Industrial and power generation gas turbines have control systems (“controllers”) that monitor and control their operation. These controllers govern the combustion system of the gas turbine. Dry Low NOx (DLN) combustion systems are designed to minimize emissions of NOx from gas turbines. The controller executes an algorithm to ensure safe and efficient operation of the DLN combustion system. Conventional DLN algorithms receive as inputs measurements of the actual exhaust temperature of the turbine and the actual operating compressor pressure ratio. DLN combustion systems typically rely on the measured turbine exhaust temperature and compressor pressure ratio to set the gas turbine operating condition.
Conventional scheduling algorithms for DLN combustion systems do not generally take into account variations in compressor inlet pressure loss, turbine backpressure, compressor inlet humidity, low pressure turbine speed, high pressure turbine speed, and bypass valve air split. Conventional scheduling algorithms generally assume that ambient conditions, e.g., compressor inlet humidity, compressor inlet pressure loss, and turbine back pressure remain at certain defined constant conditions or that variations in these conditions do not significantly affect the target combustor firing temperature.
Compressor inlet pressure loss and turbine backpressure levels will vary from those used to define the DLN combustion settings.
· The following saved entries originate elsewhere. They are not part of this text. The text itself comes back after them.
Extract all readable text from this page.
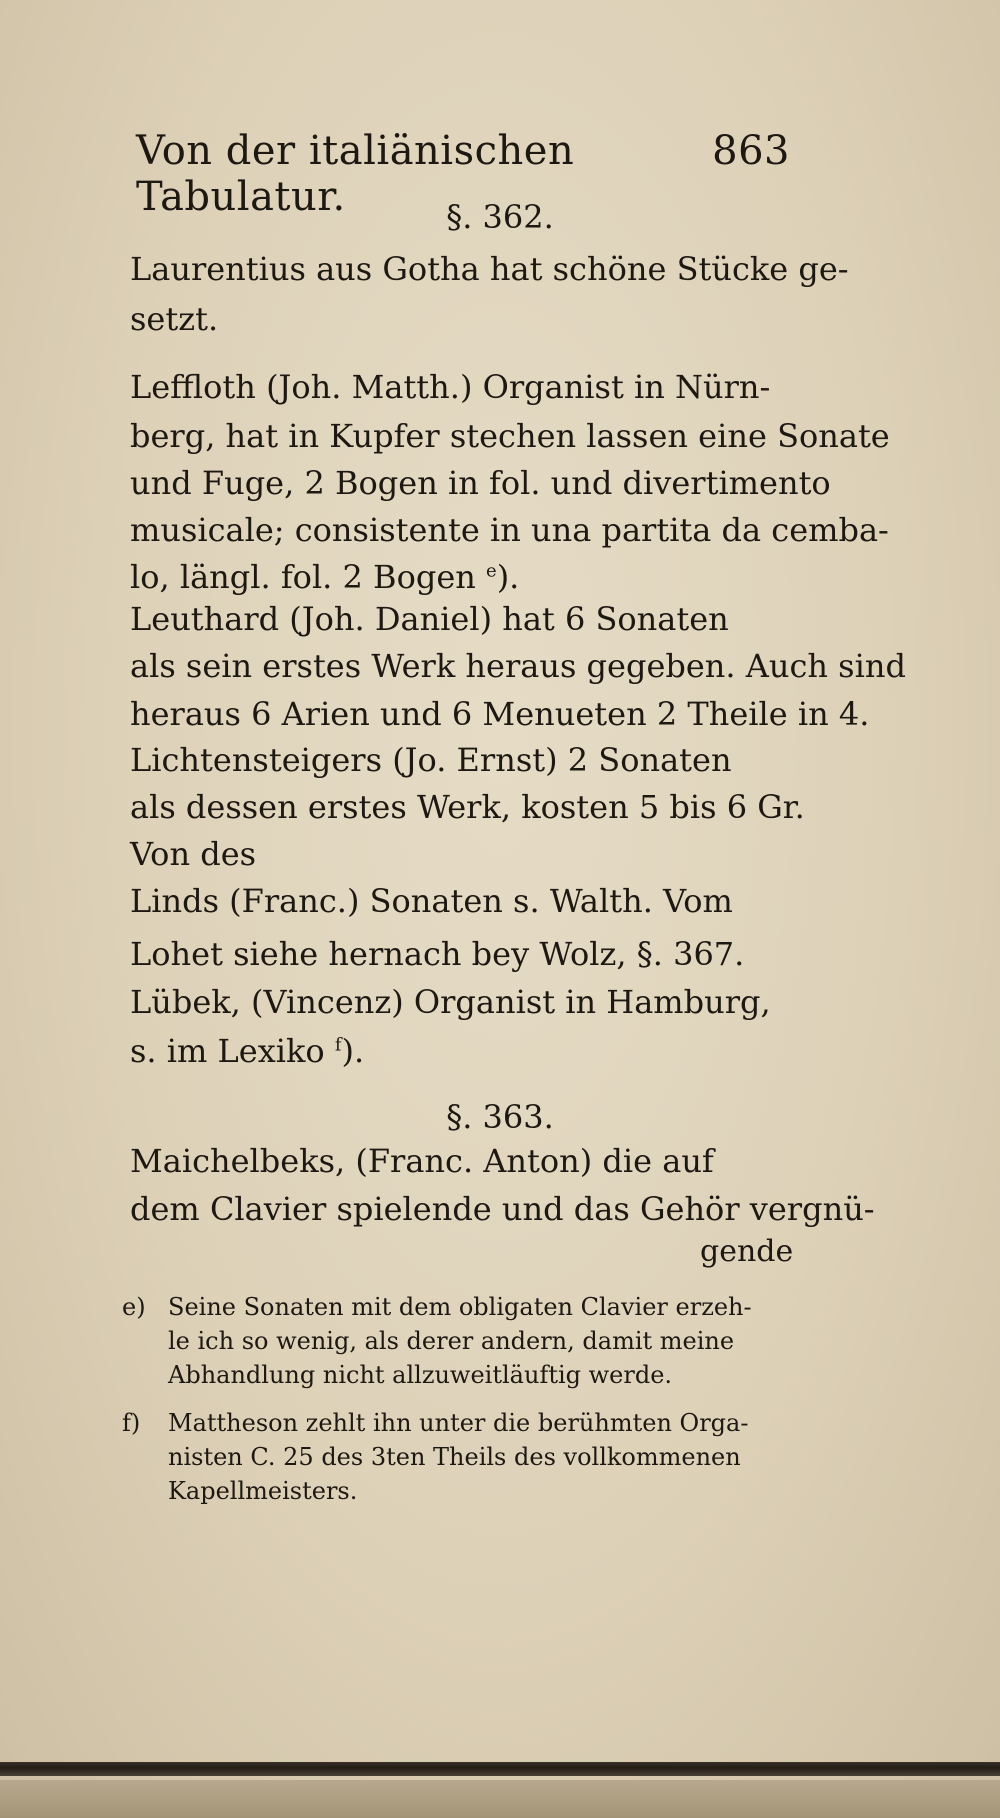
Von der italiänischen Tabulatur.
863
§. 362.
Laurentius aus Gotha hat schöne Stücke ge-
setzt.
Leffloth (Joh. Matth.) Organist in Nürn-
berg, hat in Kupfer stechen lassen eine Sonate
und Fuge, 2 Bogen in fol. und divertimento
musicale; consistente in una partita da cemba-
lo, längl. fol. 2 Bogen $^e$).
Leuthard (Joh. Daniel) hat 6 Sonaten
als sein erstes Werk heraus gegeben. Auch sind
heraus 6 Arien und 6 Menueten 2 Theile in 4.
Lichtensteigers (Jo. Ernst) 2 Sonaten
als dessen erstes Werk, kosten 5 bis 6 Gr.
Von des
Linds (Franc.) Sonaten s. Walth. Vom
Lohet siehe hernach bey Wolz, §. 367.
Lübek, (Vincenz) Organist in Hamburg,
s. im Lexiko $^f$).
§. 363.
Maichelbeks, (Franc. Anton) die auf
dem Clavier spielende und das Gehör vergnü-
gende
e) Seine Sonaten mit dem obligaten Clavier erzeh-
le ich so wenig, als derer andern, damit meine
Abhandlung nicht allzuweitläuftig werde.
f) Mattheson zehlt ihn unter die berühmten Orga-
nisten C. 25 des 3ten Theils des vollkommenen
Kapellmeisters.
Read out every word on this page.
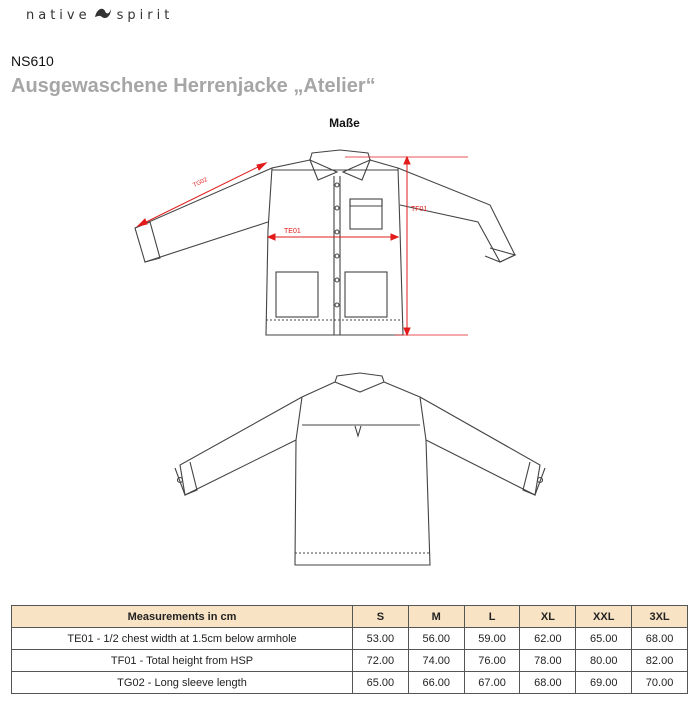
native spirit
NS610
Ausgewaschene Herrenjacke „Atelier“
Maße
TG02
TE01
TF01
Measurements in cm	S	M	L	XL	XXL	3XL
TE01 - 1/2 chest width at 1.5cm below armhole	53.00	56.00	59.00	62.00	65.00	68.00
TF01 - Total height from HSP	72.00	74.00	76.00	78.00	80.00	82.00
TG02 - Long sleeve length	65.00	66.00	67.00	68.00	69.00	70.00
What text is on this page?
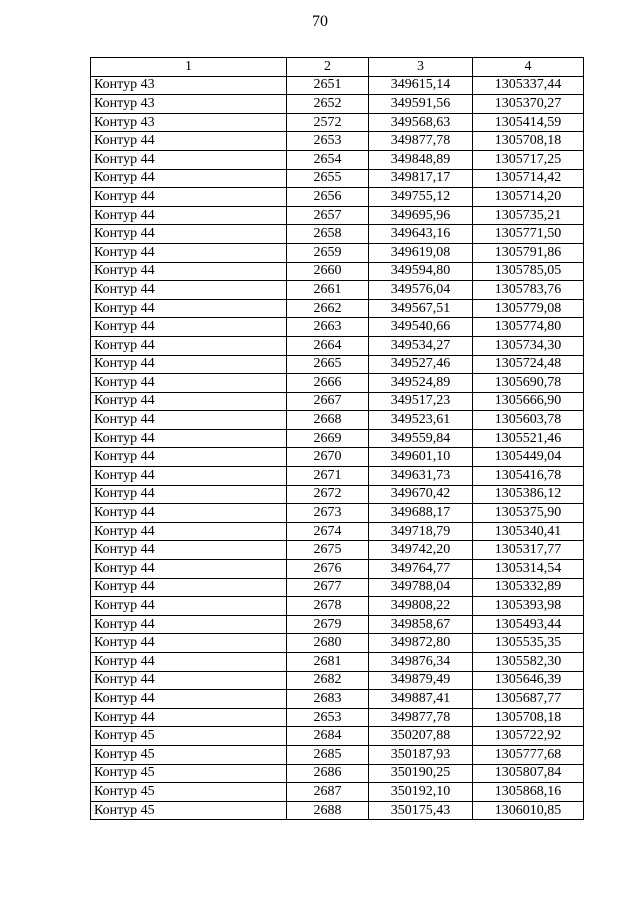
70
1	2	3	4
Контур 43	2651	349615,14	1305337,44
Контур 43	2652	349591,56	1305370,27
Контур 43	2572	349568,63	1305414,59
Контур 44	2653	349877,78	1305708,18
Контур 44	2654	349848,89	1305717,25
Контур 44	2655	349817,17	1305714,42
Контур 44	2656	349755,12	1305714,20
Контур 44	2657	349695,96	1305735,21
Контур 44	2658	349643,16	1305771,50
Контур 44	2659	349619,08	1305791,86
Контур 44	2660	349594,80	1305785,05
Контур 44	2661	349576,04	1305783,76
Контур 44	2662	349567,51	1305779,08
Контур 44	2663	349540,66	1305774,80
Контур 44	2664	349534,27	1305734,30
Контур 44	2665	349527,46	1305724,48
Контур 44	2666	349524,89	1305690,78
Контур 44	2667	349517,23	1305666,90
Контур 44	2668	349523,61	1305603,78
Контур 44	2669	349559,84	1305521,46
Контур 44	2670	349601,10	1305449,04
Контур 44	2671	349631,73	1305416,78
Контур 44	2672	349670,42	1305386,12
Контур 44	2673	349688,17	1305375,90
Контур 44	2674	349718,79	1305340,41
Контур 44	2675	349742,20	1305317,77
Контур 44	2676	349764,77	1305314,54
Контур 44	2677	349788,04	1305332,89
Контур 44	2678	349808,22	1305393,98
Контур 44	2679	349858,67	1305493,44
Контур 44	2680	349872,80	1305535,35
Контур 44	2681	349876,34	1305582,30
Контур 44	2682	349879,49	1305646,39
Контур 44	2683	349887,41	1305687,77
Контур 44	2653	349877,78	1305708,18
Контур 45	2684	350207,88	1305722,92
Контур 45	2685	350187,93	1305777,68
Контур 45	2686	350190,25	1305807,84
Контур 45	2687	350192,10	1305868,16
Контур 45	2688	350175,43	1306010,85
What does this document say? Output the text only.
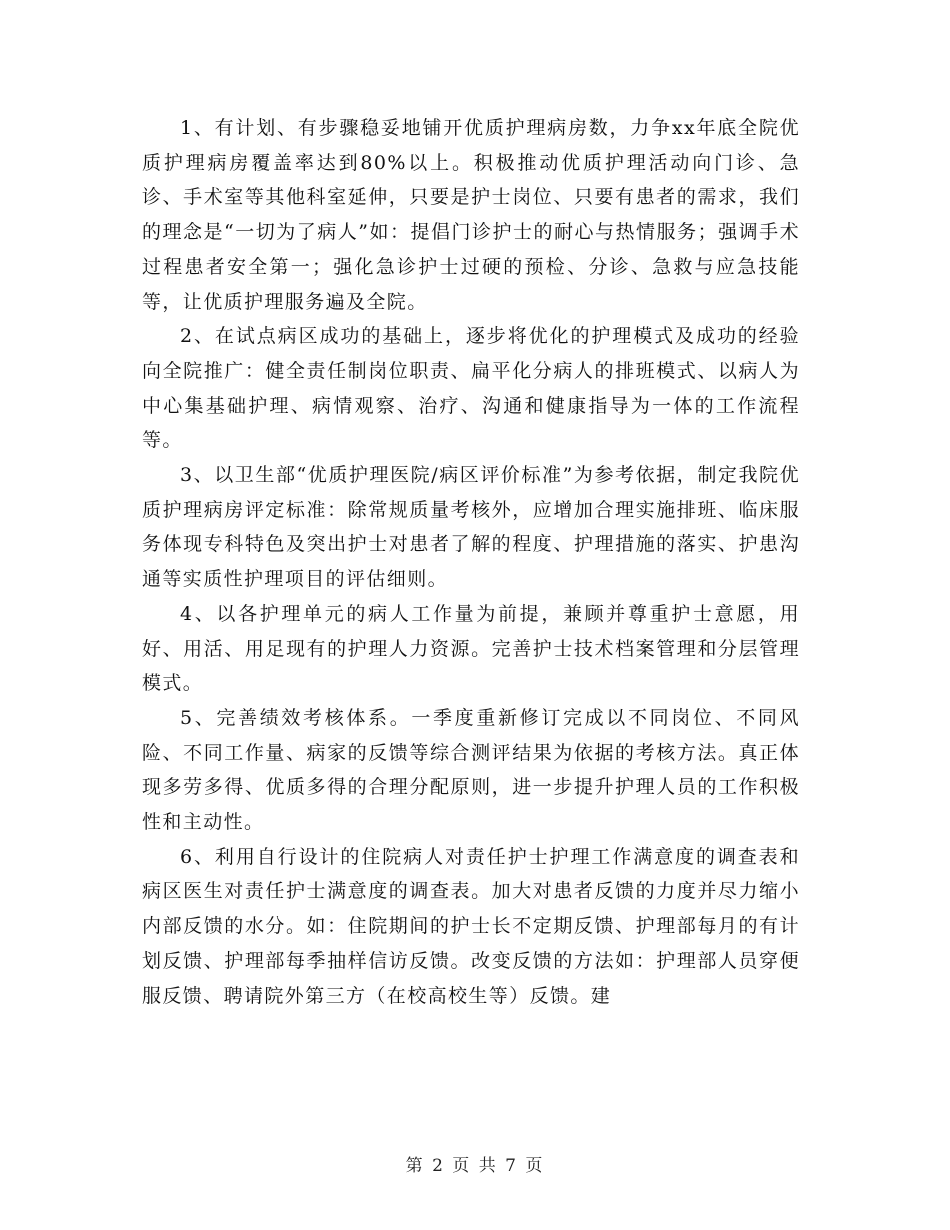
1、有计划、有步骤稳妥地铺开优质护理病房数，力争xx年底全院优质护理病房覆盖率达到80%以上。积极推动优质护理活动向门诊、急诊、手术室等其他科室延伸，只要是护士岗位、只要有患者的需求，我们的理念是“一切为了病人”如：提倡门诊护士的耐心与热情服务；强调手术过程患者安全第一；强化急诊护士过硬的预检、分诊、急救与应急技能等，让优质护理服务遍及全院。

2、在试点病区成功的基础上，逐步将优化的护理模式及成功的经验向全院推广：健全责任制岗位职责、扁平化分病人的排班模式、以病人为中心集基础护理、病情观察、治疗、沟通和健康指导为一体的工作流程等。

3、以卫生部“优质护理医院/病区评价标准”为参考依据，制定我院优质护理病房评定标准：除常规质量考核外，应增加合理实施排班、临床服务体现专科特色及突出护士对患者了解的程度、护理措施的落实、护患沟通等实质性护理项目的评估细则。

4、以各护理单元的病人工作量为前提，兼顾并尊重护士意愿，用好、用活、用足现有的护理人力资源。完善护士技术档案管理和分层管理模式。

5、完善绩效考核体系。一季度重新修订完成以不同岗位、不同风险、不同工作量、病家的反馈等综合测评结果为依据的考核方法。真正体现多劳多得、优质多得的合理分配原则，进一步提升护理人员的工作积极性和主动性。

6、利用自行设计的住院病人对责任护士护理工作满意度的调查表和病区医生对责任护士满意度的调查表。加大对患者反馈的力度并尽力缩小内部反馈的水分。如：住院期间的护士长不定期反馈、护理部每月的有计划反馈、护理部每季抽样信访反馈。改变反馈的方法如：护理部人员穿便服反馈、聘请院外第三方（在校高校生等）反馈。建

第 2 页 共 7 页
The NOx emissions and CO emissions from the gas turbine may increase beyond prescribed limits, if the conventional DLN combustion system is not adjusted as environmental conditions change. Seasonal variations in humidity or changes in turbine inlet humidity from various inlet conditioning devices, for example, evaporative cooler, fogging systems, can influence the operation of a DLN combustion system. As the ambient conditions change with the seasons, the settings of DLN combustion systems are often manually adjusted to account for ambient seasonal variations.
The Dry Low NOx (DLN) combustion system was modified for application on a two-shaft, compressor drive, single can, combustion gas turbine. The program required that the combustion system meet both CO and NOx emissions requirements at 50% turndown operation. A combustion bypass valve was designed into the DLN system to change the fuel to air ratio at the head end and thus flame temperature to meet the CO requirements at low loads. In the prior art, there existed no way to schedule the bypass valve air split to meet the CO emissions requirements.
A corrected parameter control approach was to be used to control the turbine operation. Exhaust temperature target adjustments were to be made based on specific humidity, compressor inlet pressure and compressor exhaust pressure. A two-shaft system added several more variables to the development of the exhaust temperature correction since its shaft speeds are not fixed. The addition of high pressure and low pressure turbine speeds, as well as second stage nozzle guide vanes and combustion bypass air increased the number of inputs into the algorithm and complicated the control. While turbine exhaust could be used to control high pressure turbine speed, low pressure turbine speed, and nozzle guide vanes, there existed no way to control the bypass air split.